A sentença é um exemplo frisante da estupidez humana, visto que, além de aplicar a pena capital, tem como crime uma ficção, isto é, um crime sem vítima. De fato, o que hoje conhecemos por tráfico ilícito de entorpecentes nem sempre existiu, afinal houve um tempo em que as drogas (antigas e atuais) eram livremente produzidas e comercializadas. A história da repressão – um grande fracasso – é recente, portanto.

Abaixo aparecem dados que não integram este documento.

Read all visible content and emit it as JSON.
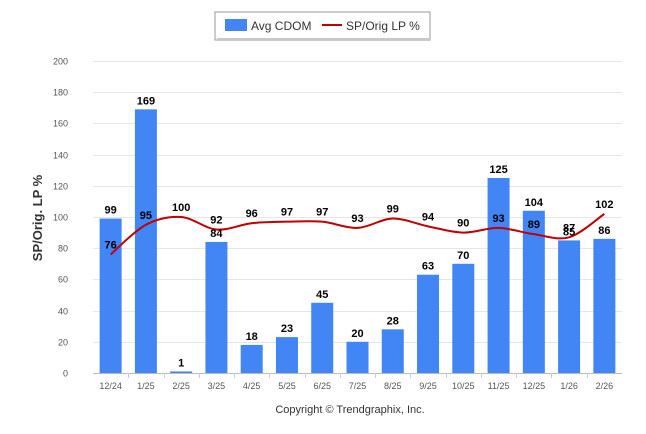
{
  "chart_data": {
    "type": "bar+line",
    "categories": [
      "12/24",
      "1/25",
      "2/25",
      "3/25",
      "4/25",
      "5/25",
      "6/25",
      "7/25",
      "8/25",
      "9/25",
      "10/25",
      "11/25",
      "12/25",
      "1/26",
      "2/26"
    ],
    "series": [
      {
        "name": "Avg CDOM",
        "type": "bar",
        "color": "#4285f4",
        "values": [
          99,
          169,
          1,
          84,
          18,
          23,
          45,
          20,
          28,
          63,
          70,
          125,
          104,
          85,
          86
        ]
      },
      {
        "name": "SP/Orig LP %",
        "type": "line",
        "color": "#c00000",
        "values": [
          76,
          95,
          100,
          92,
          96,
          97,
          97,
          93,
          99,
          94,
          90,
          93,
          89,
          87,
          102
        ]
      }
    ],
    "ylabel": "SP/Orig. LP %",
    "ylim": [
      0,
      200
    ],
    "yticks": [
      0,
      20,
      40,
      60,
      80,
      100,
      120,
      140,
      160,
      180,
      200
    ],
    "grid": true,
    "legend_position": "top-center"
  },
  "credit": "Copyright © Trendgraphix, Inc."
}
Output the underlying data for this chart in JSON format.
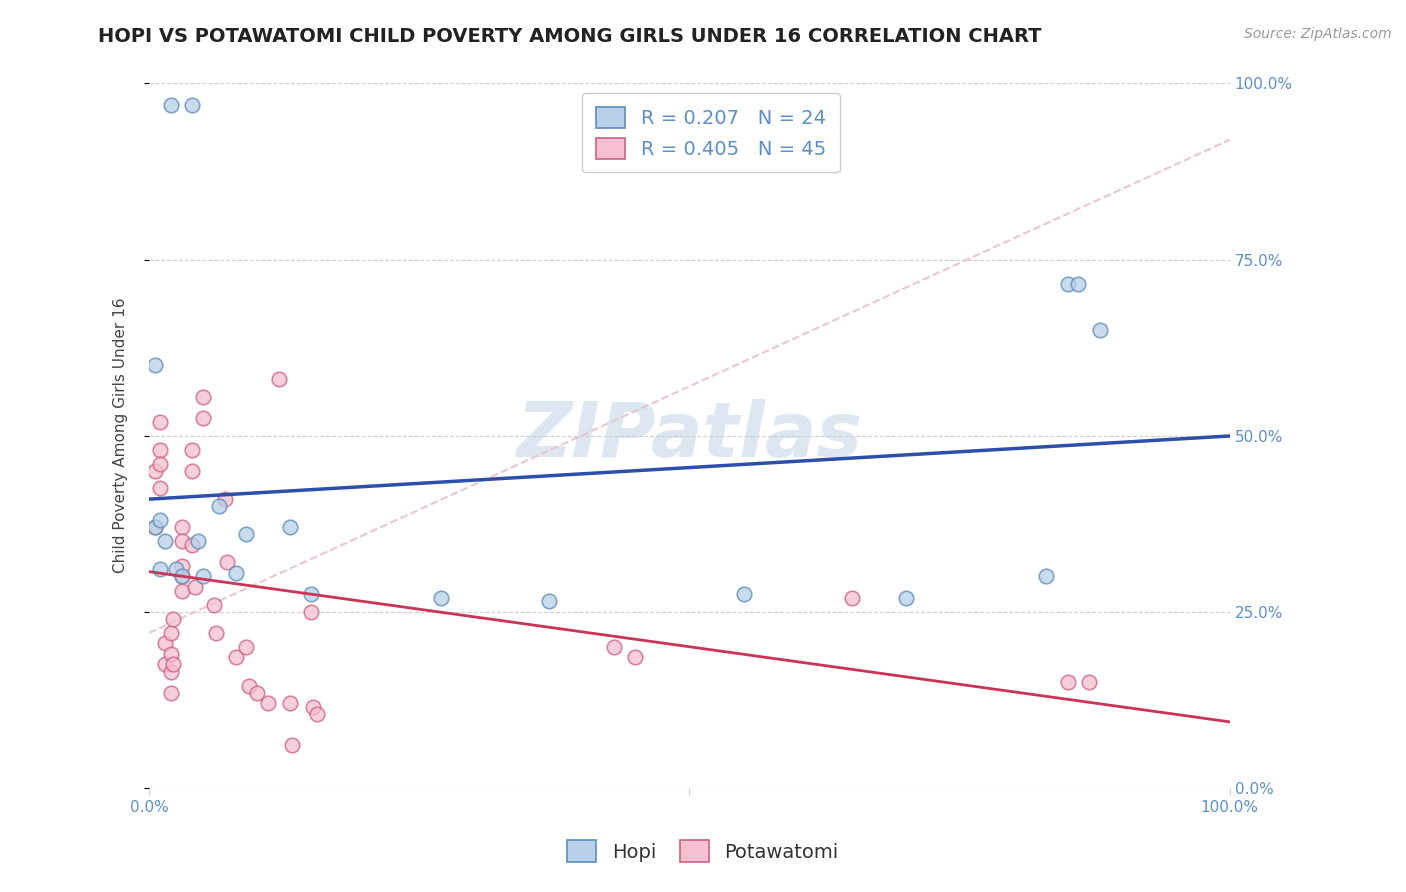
{
  "title": "HOPI VS POTAWATOMI CHILD POVERTY AMONG GIRLS UNDER 16 CORRELATION CHART",
  "source": "Source: ZipAtlas.com",
  "ylabel": "Child Poverty Among Girls Under 16",
  "xlim": [
    0,
    1
  ],
  "ylim": [
    0,
    1
  ],
  "y_ticks": [
    0.0,
    0.25,
    0.5,
    0.75,
    1.0
  ],
  "y_tick_labels": [
    "0.0%",
    "25.0%",
    "50.0%",
    "75.0%",
    "100.0%"
  ],
  "x_ticks": [
    0.0,
    1.0
  ],
  "x_tick_labels": [
    "0.0%",
    "100.0%"
  ],
  "background_color": "#ffffff",
  "grid_color": "#d0d0d0",
  "hopi_color": "#b8d0ea",
  "hopi_edge_color": "#5b8db8",
  "potawatomi_color": "#f5c0d0",
  "potawatomi_edge_color": "#d06080",
  "hopi_line_color": "#2b4faa",
  "potawatomi_line_color": "#cc3355",
  "diagonal_color": "#e8c0cc",
  "watermark_color": "#c5d8ea",
  "legend_hopi_R": "0.207",
  "legend_hopi_N": "24",
  "legend_potawatomi_R": "0.405",
  "legend_potawatomi_N": "45",
  "tick_color": "#5b8fcc",
  "hopi_x": [
    0.02,
    0.04,
    0.005,
    0.005,
    0.01,
    0.01,
    0.015,
    0.025,
    0.03,
    0.045,
    0.05,
    0.065,
    0.08,
    0.09,
    0.13,
    0.15,
    0.27,
    0.37,
    0.55,
    0.7,
    0.83,
    0.85,
    0.86,
    0.88
  ],
  "hopi_y": [
    0.97,
    0.97,
    0.37,
    0.6,
    0.38,
    0.31,
    0.35,
    0.31,
    0.3,
    0.35,
    0.3,
    0.4,
    0.305,
    0.36,
    0.37,
    0.275,
    0.27,
    0.265,
    0.275,
    0.27,
    0.3,
    0.715,
    0.715,
    0.65
  ],
  "potawatomi_x": [
    0.005,
    0.005,
    0.01,
    0.01,
    0.01,
    0.01,
    0.015,
    0.015,
    0.02,
    0.02,
    0.02,
    0.02,
    0.022,
    0.022,
    0.03,
    0.03,
    0.03,
    0.03,
    0.03,
    0.04,
    0.04,
    0.04,
    0.042,
    0.05,
    0.05,
    0.06,
    0.062,
    0.07,
    0.072,
    0.08,
    0.09,
    0.092,
    0.1,
    0.11,
    0.12,
    0.13,
    0.132,
    0.15,
    0.152,
    0.155,
    0.43,
    0.45,
    0.65,
    0.85,
    0.87
  ],
  "potawatomi_y": [
    0.37,
    0.45,
    0.52,
    0.48,
    0.425,
    0.46,
    0.205,
    0.175,
    0.135,
    0.19,
    0.165,
    0.22,
    0.24,
    0.175,
    0.3,
    0.37,
    0.315,
    0.35,
    0.28,
    0.48,
    0.45,
    0.345,
    0.285,
    0.555,
    0.525,
    0.26,
    0.22,
    0.41,
    0.32,
    0.185,
    0.2,
    0.145,
    0.135,
    0.12,
    0.58,
    0.12,
    0.06,
    0.25,
    0.115,
    0.105,
    0.2,
    0.185,
    0.27,
    0.15,
    0.15
  ],
  "marker_size": 110,
  "alpha": 0.75,
  "title_fontsize": 14,
  "axis_label_fontsize": 11,
  "tick_fontsize": 11,
  "legend_fontsize": 14,
  "source_fontsize": 10,
  "watermark_fontsize": 55
}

É provável que num futuro não muito distante as atuais substâncias ilegais voltem a ser produzidas e comercializadas com algum controle oficial, à semelhança do que se passa com as drogas lícitas (álcool etc.).
E mais, proibir não é controlar, mas remeter a atividade proibida para a clandestinidade, onde não existe controle (oficial) algum, de modo que, a pretexto de reprimir a produção e o comércio de droga, a lei penal acaba por fomentar o próprio tráfico e novas formas de violência e criminalidade, razão pela qual alguns países têm preferido uma política de redução de danos a uma política repressiva.
É que, a pretexto de combater a produção e o consumo de droga, a proibição incondicional dessa forma de comércio tem produzido efeitos desastrosos: 1) criação de preços artificiais e atrativos, tornando-o extremamente rentável; 2) o surgimento de uma criminalidade organizada especializada; 3)frequentes confrontos e mortes entre grupos rivais; 4) frequentes confrontos e mortes entre traficantes e policiais; 4)vitimização de inocentes por meio das chamadas “balas perdidas”; 5) lavagem de capitais; 6) corrupção das polícias; 7) tráfico de armas; 8) sonegação de tributos; 9) rebeliões nos presídios; 10) ameaça, extorsão e morte de consumidores inadimplentes.
E, como sabemos, apesar da repressão, drogas são facilmente encontradas em todo território nacional. Parece mesmo que, quão mais repressora é a política antidroga, mais forte e violento se torna o tráfico, mesmo porque, enquanto houver procura, haverá oferta de droga, inevitavelmente.
Ademais, o tráfico é, em princípio, um crime sem vítima, pois as drogas não são em si mesmas prejudiciais à saúde, tudo dependendo de quem as usa, como e quando o faz. Afinal, são neutras, como o é um martelo ou uma faca de cozinha, que podem ser usados eventualmente (também) para ferir ou matar alguém. Daí a justa comparação de Thomas Szasz: “como un judío profanando la Torah, o un cristiano la hostia, un americano que usa droga ilícita es culpable del crimen místico de profanación: transgrede el más estricto y más remido tabú. Quien abusa de las drogas se contamina a sí mesmo y contamina a su comunidad, poniendo em peligro a ambos. De ahí que para el libertario laico quen abusa de las drogas comete un crimen sin víctima (esto es, ningún crimen em absoluto), mientras para el hombre normalmente socializado es un peligroso profanador de lo sagrado. Por eso su eliminación está ampliamente justificada.”
Finalmente, a criminalização indiscriminada acaba por inviabilizar a realização de um controle oficial mínimo sobre a qualidade da droga produzida e consumida, inclusive porque as autoridades sanitárias nada podem fazer a esse respeito, em razão da clandestinidade; segundo, porque os consumidores não têm, em geral, um mínimo de informação sobre os efeitos nocivos das substâncias psicoativas; terceiro, porque o sistema de saúde não está aparelhado para atender aos usuários e dependentes; quarto, porque o próprio usuário é ainda tratado como delinqüente, que deve ser castigado e não tratado.
Enfim, a questão fundamental não reside na produção e consumo de drogas legais ou ilegais, presentes na história da humanidade desde sempre, mas na irracionalidade do discurso de guerra às drogas e na violência arbitrária que resulta da atual política proibicionista, um autêntico genocídio em marcha.
E o mais trágico ou cômico de tudo isso é que, embora condenado pelo crime de tráfico de droga (ilegal), Marco Acher pediu, como último desejo, um litro de whisky Chivas (droga legal).
Por Paulo Queiroz, Procurador-Regional da República.